Kickstarter’s ZineQuest 2 has drawn 100+ entries. These short-form games and adventures, many by new designers, take inspiration from Gustave Dore, Townes van Zandt, and terrible camping trips, and feature orchid hunters, roller derby queens, centipedes, snowy-gnomes, super-cats, and Mage Against the Machine. A few of interest:

  • The Artefact is a 32-page solitaire game of legendary items and transient heroes by Jack Harrison of Mousehole Press. Those treasures you find in a classic dungeon crawl — what were they doing before the adventurers came along? How many aeons have passed, in silent darkness, since they were last used? With The Artefact you create a single magical item, then follow its many different keepers across a vivid and detailed history.
  • Beak, Feather, & Bone: A Map-Labeling RPG by Tyler Crumrine of Plays Inverse Press is a collaborative worldbuilding tool as well as a competitive game. “Starting with an unlabeled city map, players take on community roles and claim locations.

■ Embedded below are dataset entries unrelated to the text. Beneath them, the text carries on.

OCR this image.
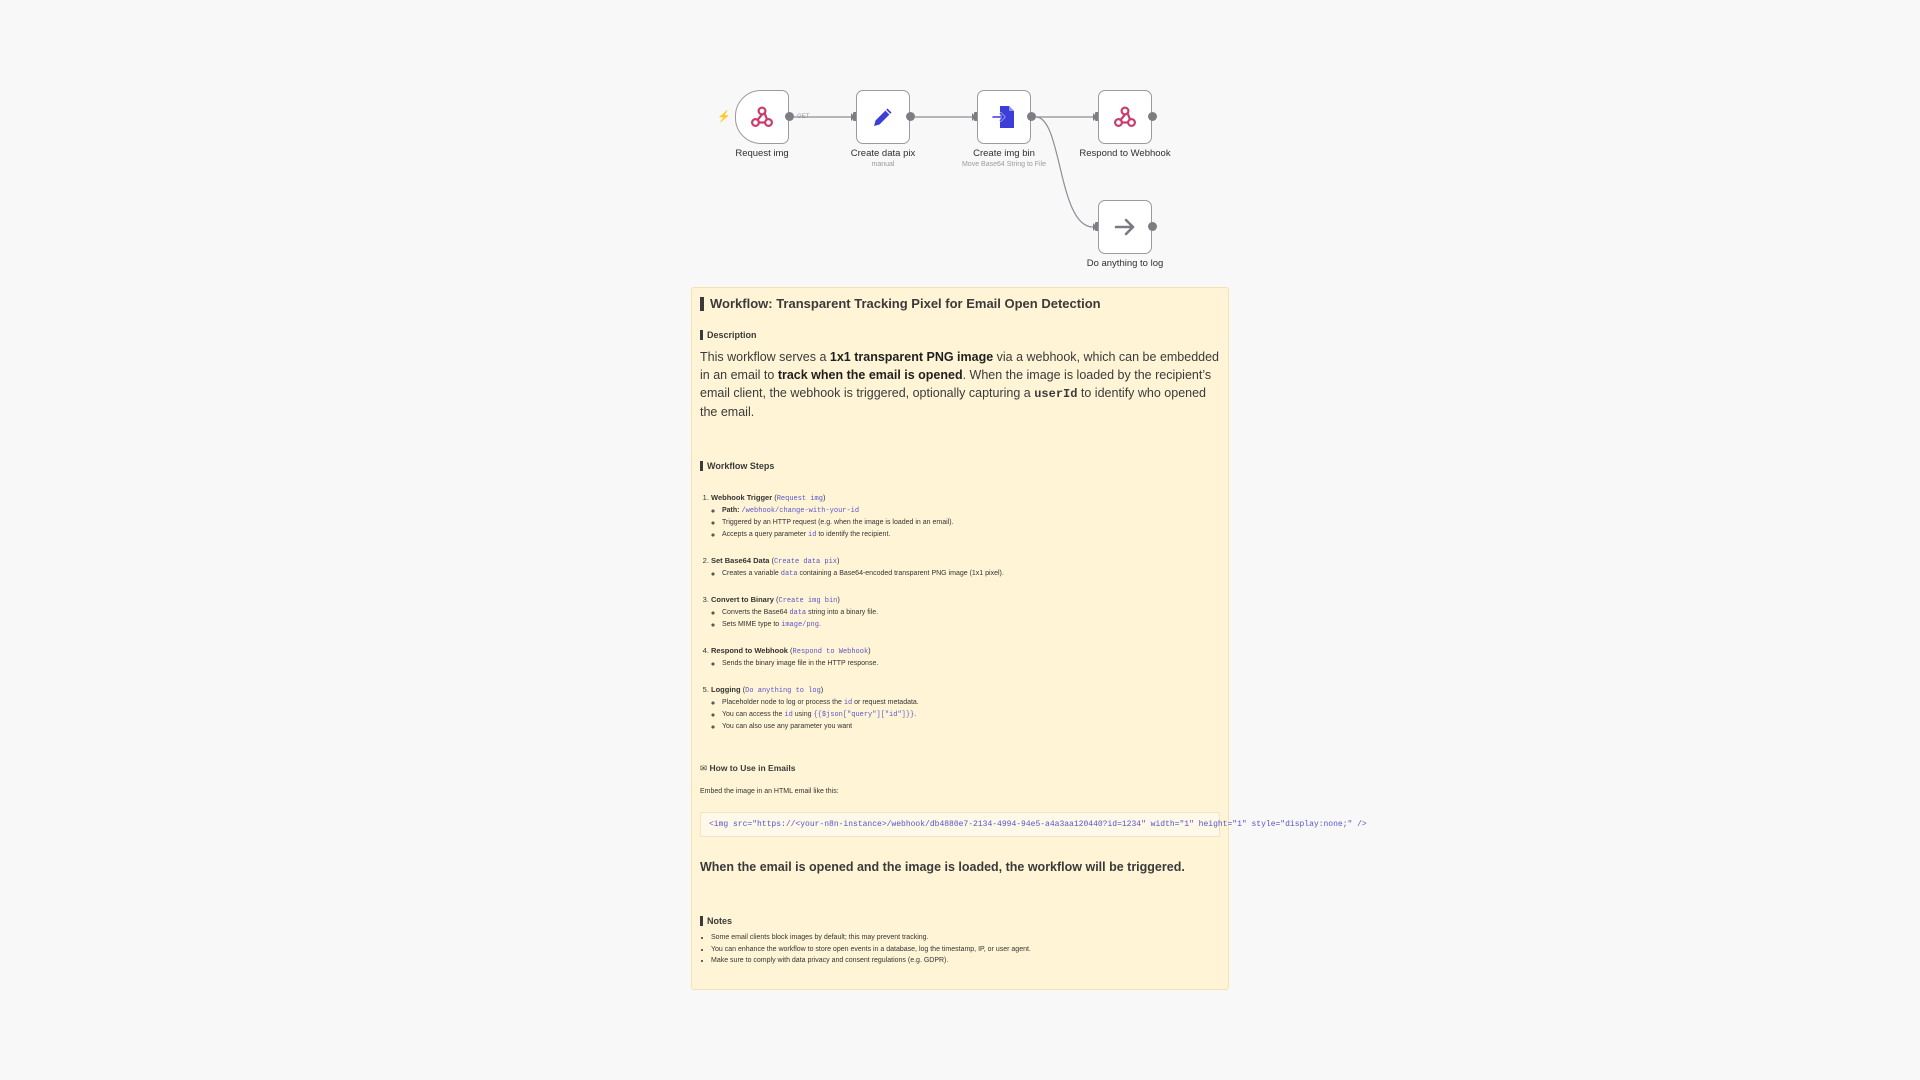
⚡	GET
Request img	Create data pix
manual
Create img bin
Move Base64 String to File
Respond to Webhook
Do anything to log
Workflow: Transparent Tracking Pixel for Email Open Detection
Description

This workflow serves a 1x1 transparent PNG image via a webhook, which can be embedded in an email to track when the email is opened. When the image is loaded by the recipient’s email client, the webhook is triggered, optionally capturing a userId to identify who opened the email.

Workflow Steps
1. Webhook Trigger (Request img)
◦ Path: /webhook/change-with-your-id
◦ Triggered by an HTTP request (e.g. when the image is loaded in an email).
◦ Accepts a query parameter id to identify the recipient.
2. Set Base64 Data (Create data pix)
◦ Creates a variable data containing a Base64-encoded transparent PNG image (1x1 pixel).
3. Convert to Binary (Create img bin)
◦ Converts the Base64 data string into a binary file.
◦ Sets MIME type to image/png.
4. Respond to Webhook (Respond to Webhook)
◦ Sends the binary image file in the HTTP response.
5. Logging (Do anything to log)
◦ Placeholder node to log or process the id or request metadata.
◦ You can access the id using {{$json["query"]["id"]}}.
◦ You can also use any parameter you want
✉ How to Use in Emails

Embed the image in an HTML email like this:

<img src="https://<your-n8n-instance>/webhook/db4880e7-2134-4994-94e5-a4a3aa120440?id=1234" width="1" height="1" style="display:none;" />

When the email is opened and the image is loaded, the workflow will be triggered.

Notes
• Some email clients block images by default; this may prevent tracking.
• You can enhance the workflow to store open events in a database, log the timestamp, IP, or user agent.
• Make sure to comply with data privacy and consent regulations (e.g. GDPR).
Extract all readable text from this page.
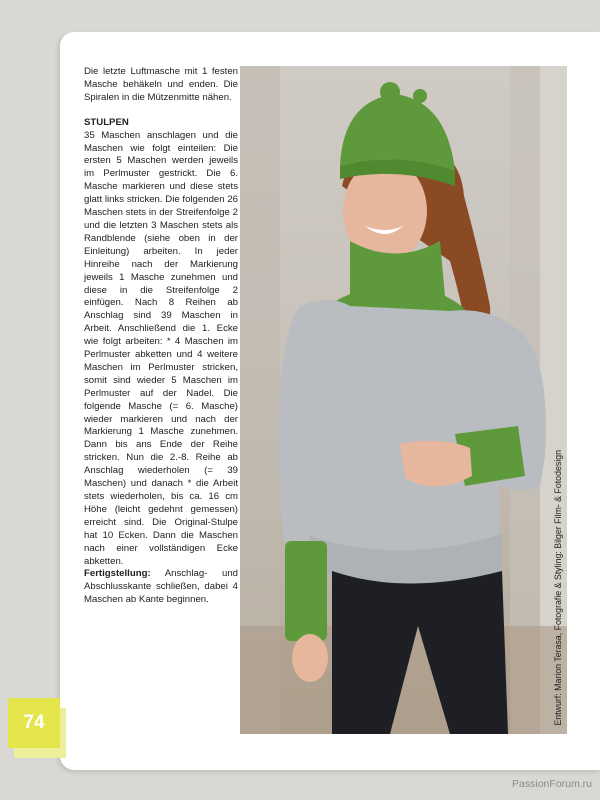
Die letzte Luftmasche mit 1 festen Masche behäkeln und enden. Die Spiralen in die Mützenmitte nähen.

STULPEN

35 Maschen anschlagen und die Maschen wie folgt einteilen: Die ersten 5 Maschen werden jeweils im Perlmuster gestrickt. Die 6. Masche markieren und diese stets glatt links stricken. Die folgenden 26 Maschen stets in der Streifenfolge 2 und die letzten 3 Maschen stets als Randblende (siehe oben in der Einleitung) arbeiten. In jeder Hinreihe nach der Markierung jeweils 1 Masche zunehmen und diese in die Streifenfolge 2 einfügen. Nach 8 Reihen ab Anschlag sind 39 Maschen in Arbeit. Anschließend die 1. Ecke wie folgt arbeiten: * 4 Maschen im Perlmuster abketten und 4 weitere Maschen im Perlmuster stricken, somit sind wieder 5 Maschen im Perlmuster auf der Nadel. Die folgende Masche (= 6. Masche) wieder markieren und nach der Markierung 1 Masche zunehmen. Dann bis ans Ende der Reihe stricken. Nun die 2.-8. Reihe ab Anschlag wiederholen (= 39 Maschen) und danach * die Arbeit stets wiederholen, bis ca. 16 cm Höhe (leicht gedehnt gemessen) erreicht sind. Die Original-Stulpe hat 10 Ecken. Dann die Maschen nach einer vollständigen Ecke abketten.

Fertigstellung: Anschlag- und Abschlusskante schließen, dabei 4 Maschen ab Kante beginnen.	Entwurf: Marion Terasa, Fotografie & Styling: Bilger Film- & Fotodesign
74
PassionForum.ru
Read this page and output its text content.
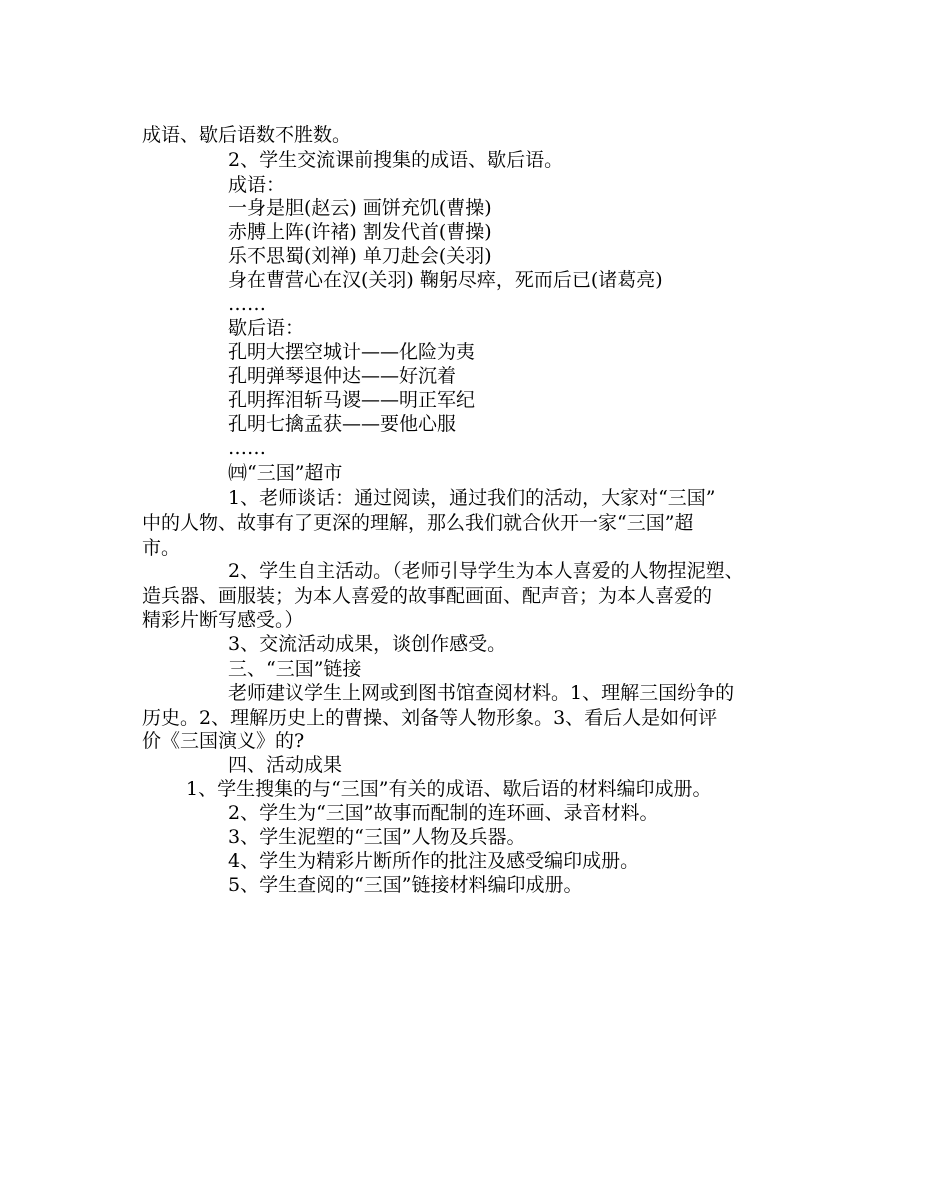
成语、歇后语数不胜数。
2、学生交流课前搜集的成语、歇后语。
成语：
一身是胆(赵云) 画饼充饥(曹操)
赤膊上阵(许褚) 割发代首(曹操)
乐不思蜀(刘禅) 单刀赴会(关羽)
身在曹营心在汉(关羽) 鞠躬尽瘁，死而后已(诸葛亮)
……
歇后语：
孔明大摆空城计——化险为夷
孔明弹琴退仲达——好沉着
孔明挥泪斩马谡——明正军纪
孔明七擒孟获——要他心服
……
㈣“三国”超市
1、老师谈话：通过阅读，通过我们的活动，大家对“三国”
中的人物、故事有了更深的理解，那么我们就合伙开一家“三国”超
市。
2、学生自主活动。（老师引导学生为本人喜爱的人物捏泥塑、
造兵器、画服装；为本人喜爱的故事配画面、配声音；为本人喜爱的
精彩片断写感受。）
3、交流活动成果，谈创作感受。
三、“三国”链接
老师建议学生上网或到图书馆查阅材料。1、理解三国纷争的
历史。2、理解历史上的曹操、刘备等人物形象。3、看后人是如何评
价《三国演义》的?
四、活动成果
1、学生搜集的与“三国”有关的成语、歇后语的材料编印成册。
2、学生为“三国”故事而配制的连环画、录音材料。
3、学生泥塑的“三国”人物及兵器。
4、学生为精彩片断所作的批注及感受编印成册。
5、学生查阅的“三国”链接材料编印成册。
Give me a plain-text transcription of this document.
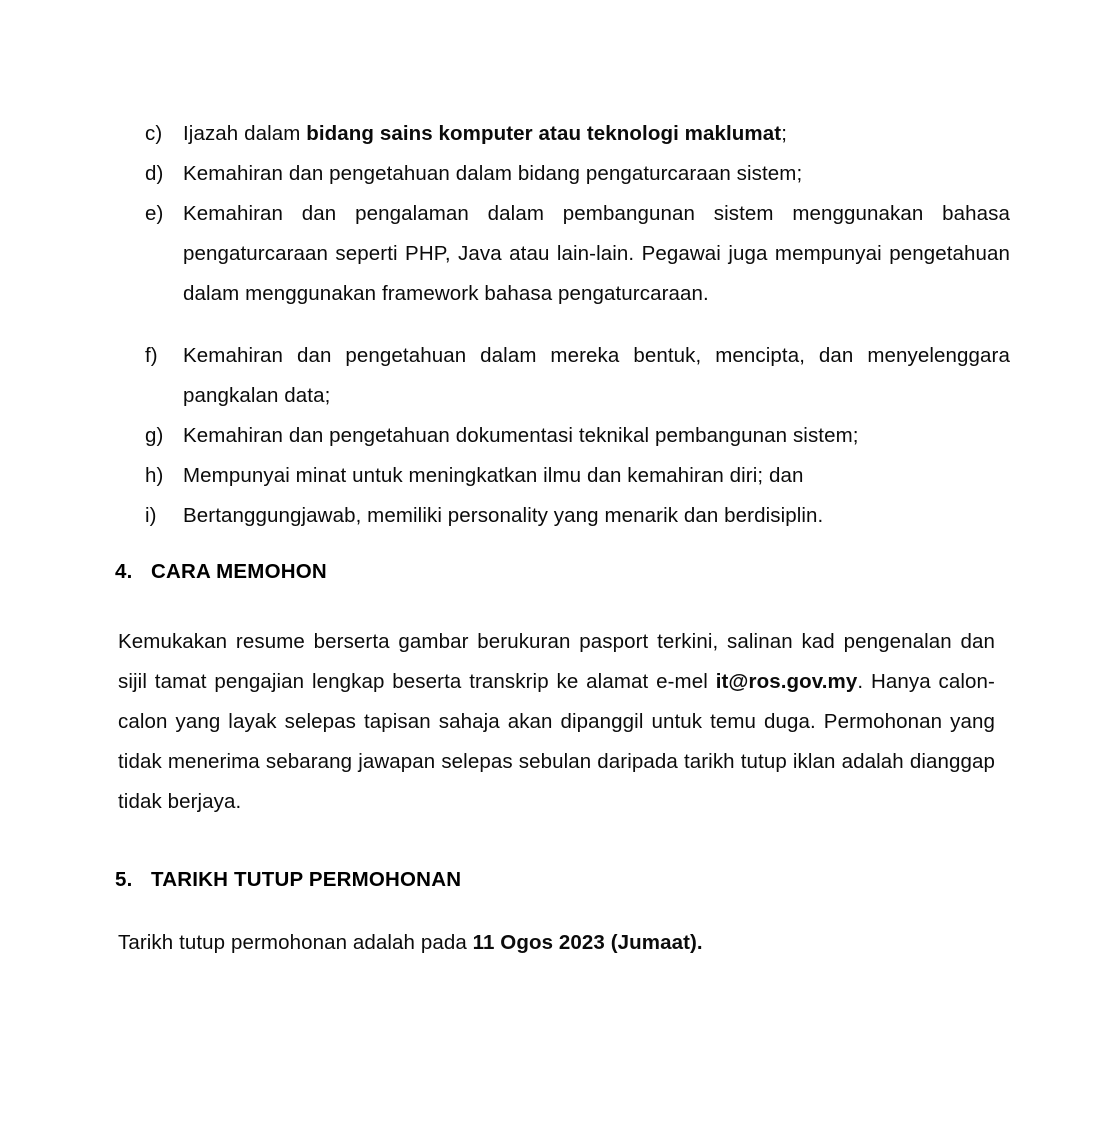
c)	Ijazah dalam bidang sains komputer atau teknologi maklumat;
d) Kemahiran dan pengetahuan dalam bidang pengaturcaraan sistem;
e) Kemahiran dan pengalaman dalam pembangunan sistem menggunakan bahasa pengaturcaraan seperti PHP, Java atau lain-lain. Pegawai juga mempunyai pengetahuan dalam menggunakan framework bahasa pengaturcaraan.
f)	Kemahiran dan pengetahuan dalam mereka bentuk, mencipta, dan menyelenggara pangkalan data;
g) Kemahiran dan pengetahuan dokumentasi teknikal pembangunan sistem;
h) Mempunyai minat untuk meningkatkan ilmu dan kemahiran diri; dan
i)	Bertanggungjawab, memiliki personality yang menarik dan berdisiplin.
4. CARA MEMOHON
Kemukakan resume berserta gambar berukuran pasport terkini, salinan kad pengenalan dan sijil tamat pengajian lengkap beserta transkrip ke alamat e-mel it@ros.gov.my. Hanya calon-calon yang layak selepas tapisan sahaja akan dipanggil untuk temu duga. Permohonan yang tidak menerima sebarang jawapan selepas sebulan daripada tarikh tutup iklan adalah dianggap tidak berjaya.
5. TARIKH TUTUP PERMOHONAN
Tarikh tutup permohonan adalah pada 11 Ogos 2023 (Jumaat).
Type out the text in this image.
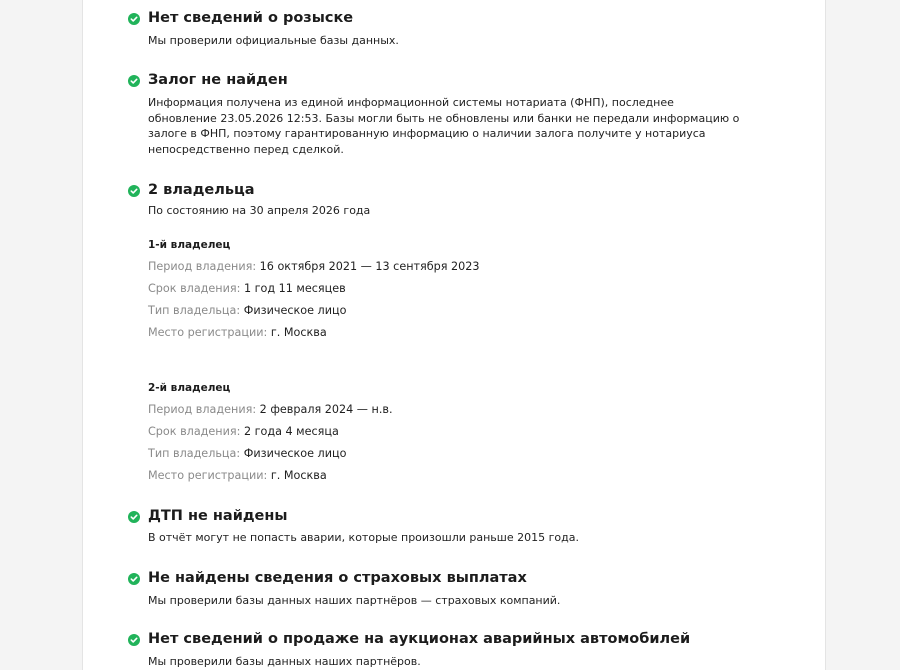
Нет сведений о розыске
Мы проверили официальные базы данных.
Залог не найден
Информация получена из единой информационной системы нотариата (ФНП), последнее
обновление 23.05.2026 12:53. Базы могли быть не обновлены или банки не передали информацию о
залоге в ФНП, поэтому гарантированную информацию о наличии залога получите у нотариуса
непосредственно перед сделкой.
2 владельца
По состоянию на 30 апреля 2026 года
1-й владелец
Период владения: 16 октября 2021 — 13 сентября 2023
Срок владения: 1 год 11 месяцев
Тип владельца: Физическое лицо
Место регистрации: г. Москва
2-й владелец
Период владения: 2 февраля 2024 — н.в.
Срок владения: 2 года 4 месяца
Тип владельца: Физическое лицо
Место регистрации: г. Москва
ДТП не найдены
В отчёт могут не попасть аварии, которые произошли раньше 2015 года.
Не найдены сведения о страховых выплатах
Мы проверили базы данных наших партнёров — страховых компаний.
Нет сведений о продаже на аукционах аварийных автомобилей
Мы проверили базы данных наших партнёров.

Draw from a standard 52-card deck to determine a building’s purpose, then describe its beak (reputation), feather (appearance), and bone (interior). As buildings are claimed, a narrative for the town and its inhabitants emerges, including major NPCs and shifting power-dynamics. Though the illustrations and GM notes help inspire a ravenfolk city, the beak/feather/bone labeling system can be used with any map, game genre, or populace.”
  • In 5 Room Dungeons: an RPG zine for D&D 5th Edition, Johnn Four of RoleplayingTips.com presents short adventures for a session’s entertainment. In the time it takes to drink a cup of coffee, you can read one and be ready to run an exciting session.
  • Remember the “Rooted in Trophy” SRD we mentioned above? At least three Zine Quest campaigns adapt Trophy: Sunken, Mycelium and Other Horrors, and Candlelight — lots of vigor for a game that’s still unpublished.
  • Mark Finn’s Monty Haul: A Fifth Edition ‘Zine with an Old School Vibe is “a treasure trove of new ideas, optional rules, campaign notes, and character choices, straight outta the 1980’s!”

  • Jason Pitre (Spark in the February 2015 IGDN Bundle) has Palanquin, a one-shot scenario about the future queen of Ulunak and her perilous escape from a palace coup. Most players are the Bearers, skillful and flawed adults trying to overcome their past. As a Bearer, your primary objective is to earn the Heir’s trust as you carry her to safety. The gamemaster plays the Heir, an innocent, compassionate young princess. As the Heir, you watch your companions to judge if you trust or fear them. At the end of the game, the Heir decides the fate of each Bearer.